Wat zijn verschillen tussen aardgas, steenkool en olie?

Wat zijn verschillen tussen aardgas, steenkool en olie?
Anonim

Antwoord:

Alle kunnen worden beschouwd als "fossiele brandstoffen", maar ze verschillen in tijd en omstandigheden van vorming en chemische samenstelling.

Uitleg:

Steenkool is een vaste stof, olie is een vloeistof en aardgas is een damp (gas). Steenkool en olie vormen uit afzettingen van dierlijke en plantaardige stoffen diep in de grond bij hoge druk gedurende vele jaren. Aardgas wordt ook gevormd tijdens die processen, maar het kan ook relatief snel worden gegenereerd door afbraak van organisch materiaal, zoals in gemeentelijke stortplaatsen en afvalverwerkingsinstallaties. Steenkool wordt voornamelijk gewonnen door mijnbouw, terwijl olie en aardgas worden gewonnen uit putten die vanuit platforms op het land of op zee in de aarde worden geboord.

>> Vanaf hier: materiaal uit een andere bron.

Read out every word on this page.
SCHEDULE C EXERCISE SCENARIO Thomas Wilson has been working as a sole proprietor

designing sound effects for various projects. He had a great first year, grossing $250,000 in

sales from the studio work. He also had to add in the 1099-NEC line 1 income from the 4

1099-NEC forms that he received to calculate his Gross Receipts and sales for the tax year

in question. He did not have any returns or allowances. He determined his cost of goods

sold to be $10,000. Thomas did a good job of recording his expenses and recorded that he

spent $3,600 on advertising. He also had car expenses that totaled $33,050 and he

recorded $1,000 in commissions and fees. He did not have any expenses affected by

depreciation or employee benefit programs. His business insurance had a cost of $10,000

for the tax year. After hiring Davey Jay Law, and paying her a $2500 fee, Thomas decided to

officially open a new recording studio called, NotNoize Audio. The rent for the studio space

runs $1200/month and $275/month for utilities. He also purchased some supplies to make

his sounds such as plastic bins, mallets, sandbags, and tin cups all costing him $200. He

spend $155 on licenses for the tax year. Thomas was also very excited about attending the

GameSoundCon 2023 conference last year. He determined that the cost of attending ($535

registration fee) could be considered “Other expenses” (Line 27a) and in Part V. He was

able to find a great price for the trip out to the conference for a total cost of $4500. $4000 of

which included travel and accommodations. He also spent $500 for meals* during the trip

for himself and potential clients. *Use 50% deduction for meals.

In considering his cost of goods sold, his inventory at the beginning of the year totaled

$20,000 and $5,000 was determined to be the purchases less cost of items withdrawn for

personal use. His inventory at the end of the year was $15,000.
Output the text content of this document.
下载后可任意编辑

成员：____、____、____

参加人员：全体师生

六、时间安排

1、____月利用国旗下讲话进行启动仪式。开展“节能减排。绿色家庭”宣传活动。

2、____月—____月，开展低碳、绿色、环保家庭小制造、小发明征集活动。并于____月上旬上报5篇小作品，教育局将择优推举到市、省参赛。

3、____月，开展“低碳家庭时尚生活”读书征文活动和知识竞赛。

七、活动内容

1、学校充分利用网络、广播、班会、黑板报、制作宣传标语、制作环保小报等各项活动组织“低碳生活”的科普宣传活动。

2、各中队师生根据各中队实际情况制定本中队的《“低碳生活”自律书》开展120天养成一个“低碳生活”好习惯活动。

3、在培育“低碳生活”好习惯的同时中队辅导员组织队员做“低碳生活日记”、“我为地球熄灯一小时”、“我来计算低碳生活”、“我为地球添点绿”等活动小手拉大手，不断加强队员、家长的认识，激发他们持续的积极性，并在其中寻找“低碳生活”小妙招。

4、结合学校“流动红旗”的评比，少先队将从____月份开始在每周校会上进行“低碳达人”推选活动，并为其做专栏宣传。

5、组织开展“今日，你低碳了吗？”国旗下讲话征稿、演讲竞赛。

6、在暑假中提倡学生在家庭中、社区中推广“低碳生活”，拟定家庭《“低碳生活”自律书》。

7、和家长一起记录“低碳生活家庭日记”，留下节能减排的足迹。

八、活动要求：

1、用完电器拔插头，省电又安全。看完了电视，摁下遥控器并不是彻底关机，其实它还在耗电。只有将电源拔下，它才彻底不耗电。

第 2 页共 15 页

Steenkool is een complex mengsel van veel verschillende langketenige koolwaterstoffen. Olie is ook een mengsel, maar van wat kortere koolwaterstofmoleculen dan kan worden gescheiden in producten zoals benzine, nafta's, kerosine en dieselbrandstoffen. Aardgas is hoofdzakelijk methaan met verschillende percentages ethaan en andere sporen van lichte koolwaterstofgassen.

In de leidende theorie verzamelt dood organisch materiaal zich op de bodem van oceanen, rivierbeddingen of moerassen, vermengend met modder en zand. In de loop van de tijd zetten meer sedimentapiles bovenop en de resulterende warmte en druk transformeren de organische laag in een donkere en wasachtige substantie die bekend staat als kerogeen. Alleen gelaten breken de kerogenmoleculen uiteindelijk uit elkaar en breken op in kortere en lichtere moleculen die bijna uitsluitend bestaan uit koolstof- en waterstofatomen. Afhankelijk van hoe vloeibaar of gasvormig dit mengsel is, zal het veranderen in aardolie of aardgas.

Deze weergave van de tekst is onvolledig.